Marcos gov’t must clarify country’s Sabah claim — Roque

International law expert Harry Roque has advised President Marcos, Jr. to take an unequivocal stand in asserting the country’s sovereignty over Sabah given a recent French arbitral ruling favoring the Sultanate of Sulu heirs.

Roque urged the Marcos government to “decide once and for all if the country’s position on Sabah remains a territorial claim of the Philippine republic or a proprietary claim of the Sultanate of Sulu descendants.”

In a TV 5 interview, Roque said the Sultanate heirs’ legal victory bolsters the country’s claim to Sabah. The French court has ordered Malaysia to pay US$ 14.9 billion to the heirs for breach of an international private lease agreement.

“The Philippines has never given up its claim over the territory,” he stressed. “I advise our President to clarify whether the country would actively pursue this claim or allow the Sultanate heirs to deal with the Malaysian government in private.”

He said the President should make a firm decision on this matter since the Sultanate of Sulu heirs ceded or transferred the sovereignty of Sabah (then known as North Borneo) to the Philippines in 1962.

This served as the basis for the Philippine claim to Sabah that was initiated by the government of President Diosdado Macapagal in the 1960s.

“We consider the victory of the Sultanate descendants as a victory for the nation. According to the arbitral court, the Sultanate of Sulu is the owner of Sabah. Thus, we can say that Sabah is part of the Philippine territory,” Roque said.

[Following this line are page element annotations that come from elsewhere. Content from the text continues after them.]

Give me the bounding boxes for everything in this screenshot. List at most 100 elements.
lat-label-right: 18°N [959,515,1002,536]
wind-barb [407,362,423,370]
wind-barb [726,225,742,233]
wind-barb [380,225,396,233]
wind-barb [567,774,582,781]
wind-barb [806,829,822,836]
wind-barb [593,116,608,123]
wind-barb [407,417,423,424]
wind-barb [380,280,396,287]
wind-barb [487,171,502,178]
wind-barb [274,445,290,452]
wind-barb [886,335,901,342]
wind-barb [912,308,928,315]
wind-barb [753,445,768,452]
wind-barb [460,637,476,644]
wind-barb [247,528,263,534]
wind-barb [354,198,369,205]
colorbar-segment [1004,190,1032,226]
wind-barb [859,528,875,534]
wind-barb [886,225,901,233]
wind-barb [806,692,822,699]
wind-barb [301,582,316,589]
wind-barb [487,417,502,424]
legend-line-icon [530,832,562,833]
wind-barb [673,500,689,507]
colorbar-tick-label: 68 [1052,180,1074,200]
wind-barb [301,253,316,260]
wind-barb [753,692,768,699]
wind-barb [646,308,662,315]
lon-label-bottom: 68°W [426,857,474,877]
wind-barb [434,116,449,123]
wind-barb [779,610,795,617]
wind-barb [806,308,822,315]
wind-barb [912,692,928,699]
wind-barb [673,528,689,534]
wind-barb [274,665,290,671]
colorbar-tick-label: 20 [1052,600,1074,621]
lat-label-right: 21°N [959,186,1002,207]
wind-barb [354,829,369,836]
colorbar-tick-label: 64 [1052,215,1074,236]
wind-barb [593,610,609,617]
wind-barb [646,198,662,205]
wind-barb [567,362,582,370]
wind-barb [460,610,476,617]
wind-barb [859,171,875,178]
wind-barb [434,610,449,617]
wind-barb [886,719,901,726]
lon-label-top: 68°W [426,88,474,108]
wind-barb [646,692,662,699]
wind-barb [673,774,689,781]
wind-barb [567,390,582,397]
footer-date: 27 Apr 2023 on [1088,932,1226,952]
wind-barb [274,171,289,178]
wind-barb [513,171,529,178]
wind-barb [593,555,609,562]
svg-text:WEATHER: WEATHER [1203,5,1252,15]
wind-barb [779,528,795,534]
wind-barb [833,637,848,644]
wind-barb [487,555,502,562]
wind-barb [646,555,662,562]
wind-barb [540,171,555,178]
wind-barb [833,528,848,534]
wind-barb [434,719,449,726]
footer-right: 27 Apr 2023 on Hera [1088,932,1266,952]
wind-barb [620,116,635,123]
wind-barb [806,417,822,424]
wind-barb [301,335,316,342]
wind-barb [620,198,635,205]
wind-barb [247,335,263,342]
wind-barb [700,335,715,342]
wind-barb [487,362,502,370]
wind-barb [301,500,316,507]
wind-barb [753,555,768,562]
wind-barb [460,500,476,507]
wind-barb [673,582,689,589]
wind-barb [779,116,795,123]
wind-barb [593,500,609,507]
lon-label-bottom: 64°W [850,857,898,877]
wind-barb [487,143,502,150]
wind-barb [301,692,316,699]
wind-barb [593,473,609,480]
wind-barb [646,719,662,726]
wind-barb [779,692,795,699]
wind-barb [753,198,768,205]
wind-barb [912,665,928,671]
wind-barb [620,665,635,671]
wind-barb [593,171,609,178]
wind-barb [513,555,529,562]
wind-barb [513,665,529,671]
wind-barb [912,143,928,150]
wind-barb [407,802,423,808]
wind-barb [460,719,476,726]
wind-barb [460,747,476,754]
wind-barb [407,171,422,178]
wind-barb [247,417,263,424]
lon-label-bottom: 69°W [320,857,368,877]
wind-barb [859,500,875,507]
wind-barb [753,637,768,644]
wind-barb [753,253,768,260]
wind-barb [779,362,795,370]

Roque said the March 2022 arbitral ruling is in consonance with the 1939 British High Court’s Macaskie decision, which recognized the Sultanate descendants as rightful owners of Sabah.

He explained that the arbitral decision recognized that the 1878 contract entered into by Sultan Jamalul Ahlam with the representatives of the British North Borneo Company was a grant of a lease and not of sale.

Roque added that since 2013, Malaysia has failed to pay the annual cession money of RM5,300 to the heirs. This clause was stipulated in the 1878 contract and upheld by the 1939 Macaskie decision.

“Under the Convention on the Recognition and Enforcement of Foreign Arbitral Awards, otherwise known as the New York Convention, the Malaysian government has to pay the Sultanate heirs US$ 14.9 billion,” Roque said.

A former president of the Asian Society of International Law, Roque is the first Asian and Filipino to practice before the International Criminal Court (ICC) and the United Nations (U.N.) Crimes Tribunal for Rwanda.